Gasoline prices still rising
Drivers took a hit at the pumps over the last week, the Energy Department said Monday, as gasoline continued its unusual September climb in most of the nation and U.S. diesel prices topped $3 a gallon for the first time in more than a year.
The average price of a gallon of self-serve regular gasoline in California rose 5.7 cents to $2.961, which was 20.1 cents above the year-earlier price, according to the Energy Department’s weekly survey of filling stations. Nationally, gasoline rose 2.5 cents to $2.812 a gallon. That was 43.4 cents above the price in the same period a year earlier.
The average price for a gallon of diesel fuel rose 6.8 cents to $3.032, the Energy Department said. That was 43.7 cents above the year-earlier price and the highest since diesel hit $3.033 in August 2006. California diesel rose 7 cents to $3.093, the highest in seven weeks.
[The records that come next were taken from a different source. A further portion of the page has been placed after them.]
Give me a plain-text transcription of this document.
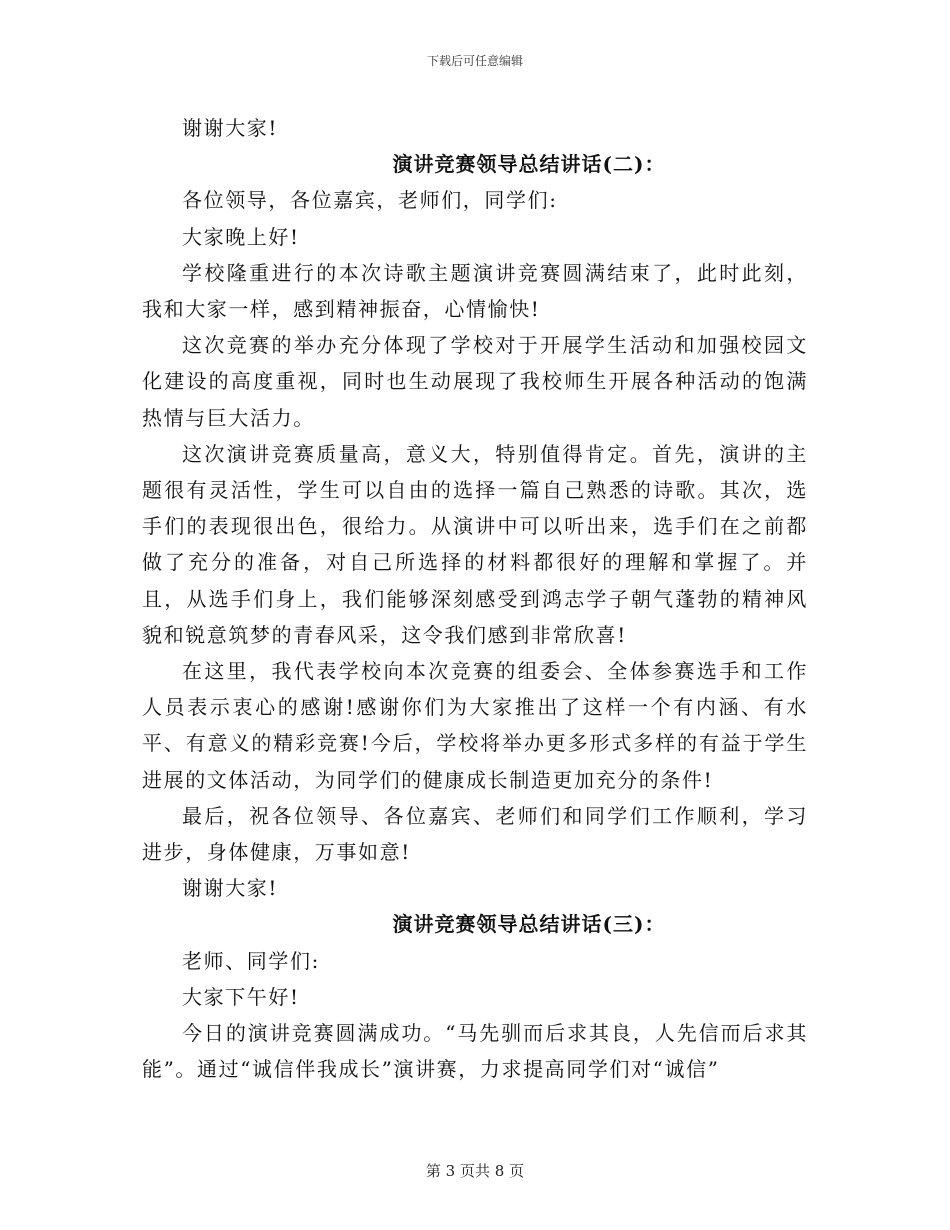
下载后可任意编辑

谢谢大家!

演讲竞赛领导总结讲话(二)：

各位领导，各位嘉宾，老师们，同学们:

大家晚上好!

学校隆重进行的本次诗歌主题演讲竞赛圆满结束了，此时此刻，我和大家一样，感到精神振奋，心情愉快!

这次竞赛的举办充分体现了学校对于开展学生活动和加强校园文化建设的高度重视，同时也生动展现了我校师生开展各种活动的饱满热情与巨大活力。

这次演讲竞赛质量高，意义大，特别值得肯定。首先，演讲的主题很有灵活性，学生可以自由的选择一篇自己熟悉的诗歌。其次，选手们的表现很出色，很给力。从演讲中可以听出来，选手们在之前都做了充分的准备，对自己所选择的材料都很好的理解和掌握了。并且，从选手们身上，我们能够深刻感受到鸿志学子朝气蓬勃的精神风貌和锐意筑梦的青春风采，这令我们感到非常欣喜!

在这里，我代表学校向本次竞赛的组委会、全体参赛选手和工作人员表示衷心的感谢!感谢你们为大家推出了这样一个有内涵、有水平、有意义的精彩竞赛!今后，学校将举办更多形式多样的有益于学生进展的文体活动，为同学们的健康成长制造更加充分的条件!

最后，祝各位领导、各位嘉宾、老师们和同学们工作顺利，学习进步，身体健康，万事如意!

谢谢大家!

演讲竞赛领导总结讲话(三)：

老师、同学们:

大家下午好!

今日的演讲竞赛圆满成功。“马先驯而后求其良，人先信而后求其能”。通过“诚信伴我成长”演讲赛，力求提高同学们对“诚信”

第 3 页共 8 页
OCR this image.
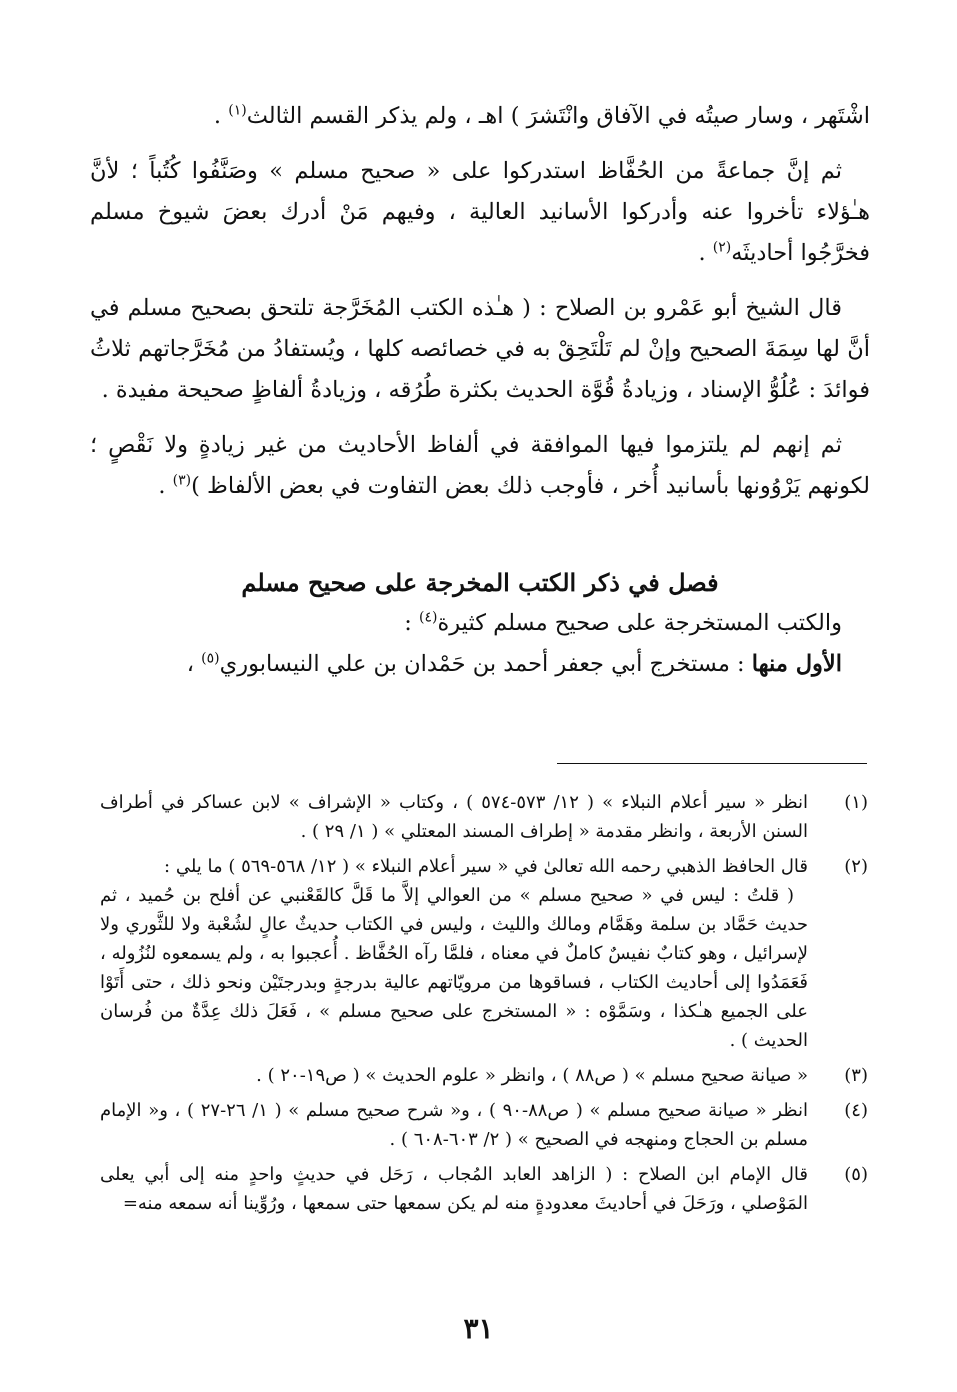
اشْتَهر ، وسار صيتُه في الآفاق وانْتَشرَ ) اهـ ، ولم يذكر القسم الثالث$^{(١)}$ .

ثم إنَّ جماعةً من الحُفَّاظ استدركوا على « صحيح مسلم » وصَنَّفُوا كُتُباً ؛ لأنَّ هـٰؤلاء تأخروا عنه وأدركوا الأسانيد العالية ، وفيهم مَنْ أدرك بعضَ شيوخ مسلم فخرَّجُوا أحاديثَه$^{(٢)}$ .

قال الشيخ أبو عَمْرو بن الصلاح : ( هـٰذه الكتب المُخَرَّجة تلتحق بصحيح مسلم في أنَّ لها سِمَةَ الصحيح وإنْ لم تَلْتَحِقْ به في خصائصه كلها ، ويُستفادُ من مُخَرَّجاتهم ثلاثُ فوائدَ : عُلُوُّ الإسناد ، وزيادةُ قُوَّة الحديث بكثرة طُرُقه ، وزيادةُ ألفاظٍ صحيحة مفيدة .

ثم إنهم لم يلتزموا فيها الموافقة في ألفاظ الأحاديث من غير زيادةٍ ولا نَقْصٍ ؛ لكونهم يَرْوُونها بأسانيد أُخر ، فأوجب ذلك بعض التفاوت في بعض الألفاظ )$^{(٣)}$ .

فصل في ذكر الكتب المخرجة على صحيح مسلم

والكتب المستخرجة على صحيح مسلم كثيرة$^{(٤)}$ :

الأول منها : مستخرج أبي جعفر أحمد بن حَمْدان بن علي النيسابوري$^{(٥)}$ ،

(١)
انظر « سير أعلام النبلاء » ( ١٢/ ٥٧٣-٥٧٤ ) ، وكتاب « الإشراف » لابن عساكر في أطراف السنن الأربعة ، وانظر مقدمة « إطراف المسند المعتلي » ( ١/ ٢٩ ) .
(٢)
قال الحافظ الذهبي رحمه الله تعالىٰ في « سير أعلام النبلاء » ( ١٢/ ٥٦٨-٥٦٩ ) ما يلي :
( قلتُ : ليس في « صحيح مسلم » من العوالي إلاَّ ما قَلَّ كالقَعْنبي عن أفلح بن حُميد ، ثم حديث حَمَّاد بن سلمة وهَمَّام ومالك والليث ، وليس في الكتاب حديثٌ عالٍ لشُعْبة ولا للثَّوري ولا لإسرائيل ، وهو كتابٌ نفيسٌ كاملٌ في معناه ، فلمَّا رآه الحُفَّاظ . أُعجبوا به ، ولم يسمعوه لنُزُوله ، فَعَمَدُوا إلى أحاديث الكتاب ، فساقوها من مرويّاتهم عالية بدرجةٍ وبدرجتَيْن ونحو ذلك ، حتى أَتَوْا على الجميع هـٰكذا ، وسَمَّوْه : « المستخرج على صحيح مسلم » ، فَعَلَ ذلك عِدَّةٌ من فُرسان الحديث ) .
(٣)
« صيانة صحيح مسلم » ( ص٨٨ ) ، وانظر « علوم الحديث » ( ص١٩-٢٠ ) .
(٤)
انظر « صيانة صحيح مسلم » ( ص٨٨-٩٠ ) ، و« شرح صحيح مسلم » ( ١/ ٢٦-٢٧ ) ، و« الإمام مسلم بن الحجاج ومنهجه في الصحيح » ( ٢/ ٦٠٣-٦٠٨ ) .
(٥)
قال الإمام ابن الصلاح : ( الزاهد العابد المُجاب ، رَحَل في حديثٍ واحدٍ منه إلى أبي يعلى المَوْصلي ، ورَحَلَ في أحاديثَ معدودةٍ منه لم يكن سمعها حتى سمعها ، ورُوِّينا أنه سمعه منه=
٣١
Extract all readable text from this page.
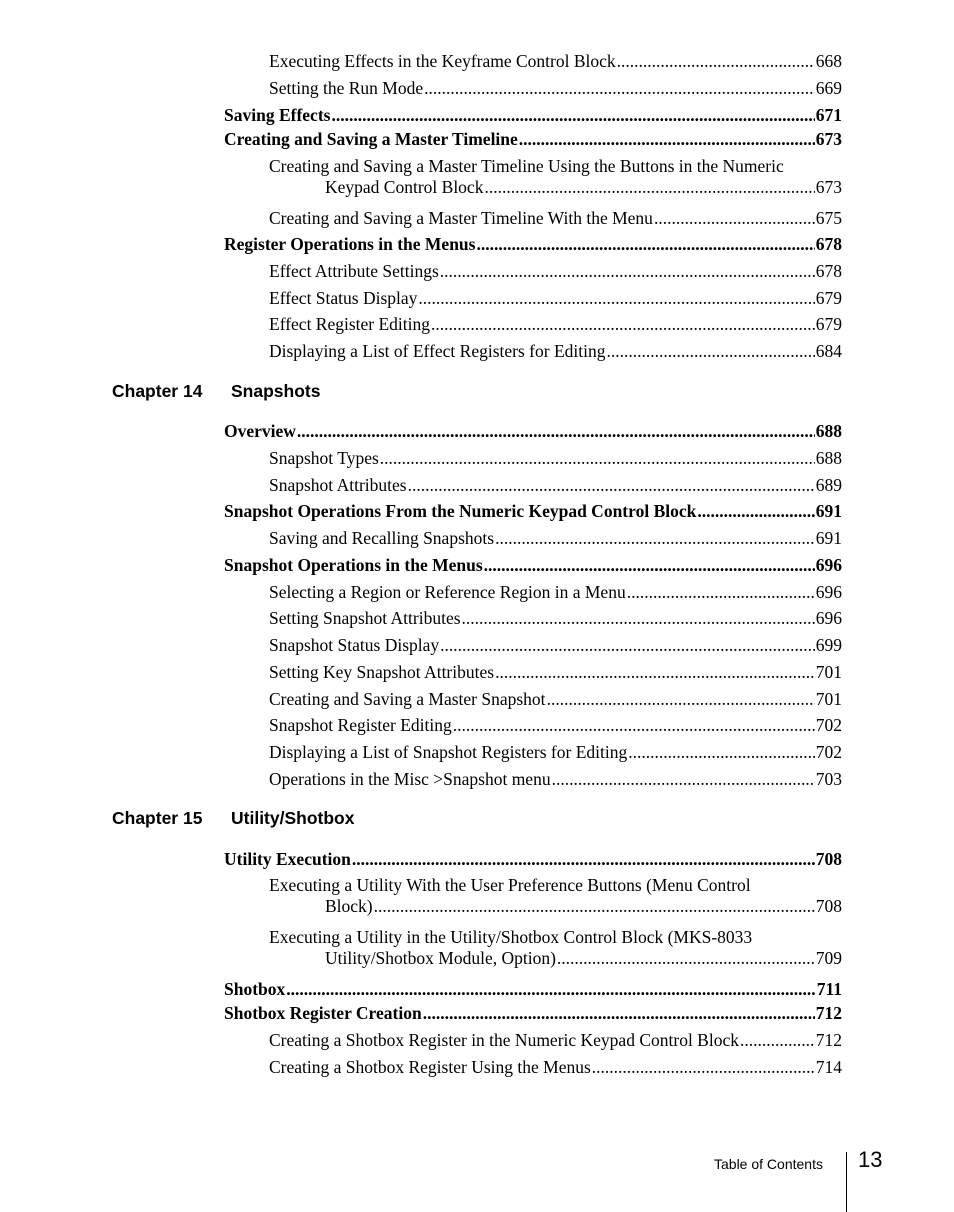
Executing Effects in the Keyframe Control Block .....	668
Setting the Run Mode .....	669
Saving Effects .....	671
Creating and Saving a Master Timeline .....	673
Creating and Saving a Master Timeline Using the Buttons in the Numeric
Keypad Control Block .....	673
Creating and Saving a Master Timeline With the Menu .....	675
Register Operations in the Menus .....	678
Effect Attribute Settings .....	678
Effect Status Display .....	679
Effect Register Editing .....	679
Displaying a List of Effect Registers for Editing .....	684
Chapter 14 Snapshots
Overview .....	688
Snapshot Types .....	688
Snapshot Attributes .....	689
Snapshot Operations From the Numeric Keypad Control Block .....	691
Saving and Recalling Snapshots .....	691
Snapshot Operations in the Menus .....	696
Selecting a Region or Reference Region in a Menu .....	696
Setting Snapshot Attributes .....	696
Snapshot Status Display .....	699
Setting Key Snapshot Attributes .....	701
Creating and Saving a Master Snapshot .....	701
Snapshot Register Editing .....	702
Displaying a List of Snapshot Registers for Editing .....	702
Operations in the Misc >Snapshot menu .....	703
Chapter 15 Utility/Shotbox
Utility Execution .....	708
Executing a Utility With the User Preference Buttons (Menu Control
Block) .....	708
Executing a Utility in the Utility/Shotbox Control Block (MKS-8033
Utility/Shotbox Module, Option) .....	709
Shotbox .....	711
Shotbox Register Creation .....	712
Creating a Shotbox Register in the Numeric Keypad Control Block .....	712
Creating a Shotbox Register Using the Menus .....	714
Table of Contents 13
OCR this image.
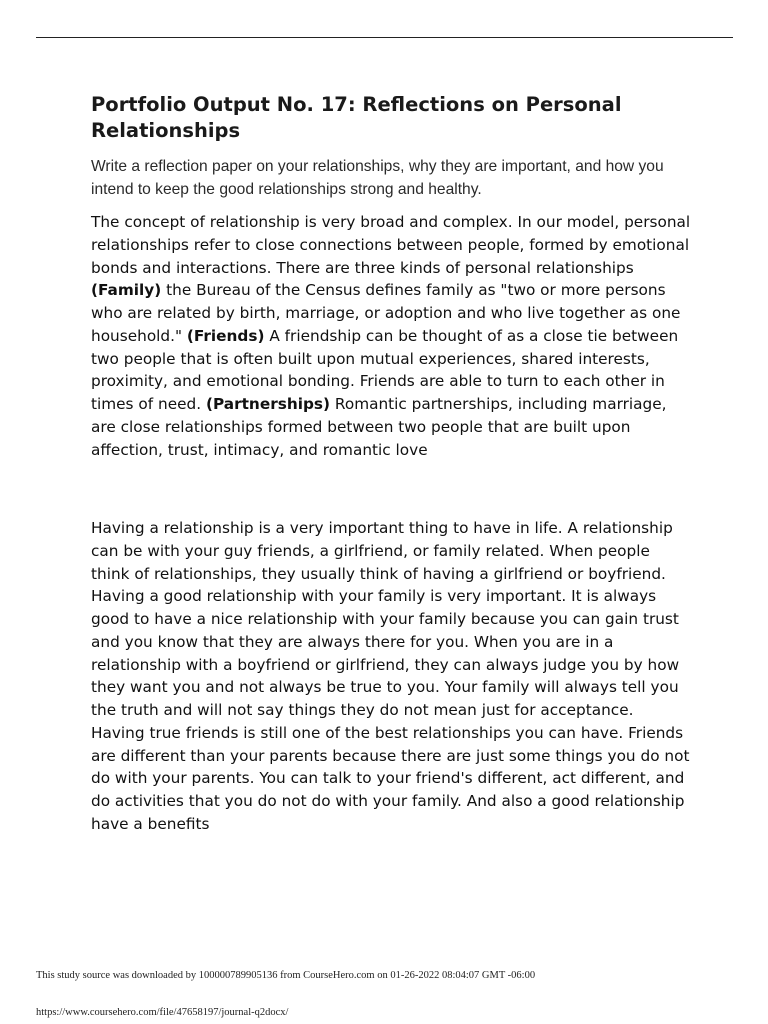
Portfolio Output No. 17: Reflections on Personal Relationships

Write a reflection paper on your relationships, why they are important, and how you intend to keep the good relationships strong and healthy.

The concept of relationship is very broad and complex. In our model, personal relationships refer to close connections between people, formed by emotional bonds and interactions. There are three kinds of personal relationships (Family) the Bureau of the Census defines family as "two or more persons who are related by birth, marriage, or adoption and who live together as one household." (Friends) A friendship can be thought of as a close tie between two people that is often built upon mutual experiences, shared interests, proximity, and emotional bonding. Friends are able to turn to each other in times of need. (Partnerships) Romantic partnerships, including marriage, are close relationships formed between two people that are built upon affection, trust, intimacy, and romantic love

Having a relationship is a very important thing to have in life. A relationship can be with your guy friends, a girlfriend, or family related. When people think of relationships, they usually think of having a girlfriend or boyfriend. Having a good relationship with your family is very important. It is always good to have a nice relationship with your family because you can gain trust and you know that they are always there for you. When you are in a relationship with a boyfriend or girlfriend, they can always judge you by how they want you and not always be true to you. Your family will always tell you the truth and will not say things they do not mean just for acceptance. Having true friends is still one of the best relationships you can have. Friends are different than your parents because there are just some things you do not do with your parents. You can talk to your friend's different, act different, and do activities that you do not do with your family. And also a good relationship have a benefits

This study source was downloaded by 100000789905136 from CourseHero.com on 01-26-2022 08:04:07 GMT -06:00

https://www.coursehero.com/file/47658197/journal-q2docx/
The fuel price increase comes after oil surged above $80 a barrel nearly two weeks ago on supply concerns. In addition, inventories of refined products, including gasoline and diesel, have been unusually low.
“Refineries have been playing catch-up on gasoline supplies. We have been focused on gas stocks all summer and rightly so, but diesel supplies are well below normal compared to a year ago,” said Phil Flynn, senior market analyst for Alaron Trading Corp. in Chicago.
Independent long-haul truck drivers are among those feeling the most pain. On a one-way contract to deliver a load of garage doors from Farmington, Conn., to West Covina last week, trucker Lee Klaus said, he spent $1,498 on diesel for his 1999 “Condo” Freightliner, including a fill-up at a Mobil station near Ontario Mills Mall for $3.49 a gallon. Both were record-high costs for Klaus, who said his average coast-to-coast job pays him about $3,000 before expenses.
After Hurricane Katrina in 2005, “diesel prices went from painful to excruciating,” said Klaus, 60, who lives in Portland, Ore., when he isn’t hauling cargo. “Now, it’s gone from excruciating to nearly unbearable.”
But there may be little relief soon. Unlike gasoline demand, which typically slows at this time of year, diesel demand is heading for its yearly peak as retailers gather goods for the holiday shopping season.
“This is the preseason rally for diesel, like what we see in the spring for gasoline, so it’s not uncommon to see diesel going up this time of year,” said Fred Rozell, director of retail pricing for the Oil Price Information Service in New Jersey, who added that the dollar’s falling value has made imported fuel more expensive.
Crude oil fell 67 cents to $80.95 a barrel Monday on the New York Mercantile Exchange after another tropical storm false alarm.
Some experts were talking about a coming correction in the price of crude of as much as $20 a barrel. They said the market would find fewer and fewer reasons to stay about $80 a barrel in the absence of actual events, such as a direct hit on petroleum equipment in the Gulf of Mexico.
“This is a commodity stretched to the limit by speculation, by the fear premium embedded in this oil price. I do not see a support for oil a cent above $60,” said Fadel Gheit, senior energy analyst for Oppenheimer & Co. “Oil cannot say inflated forever and the fundamentals will win out.”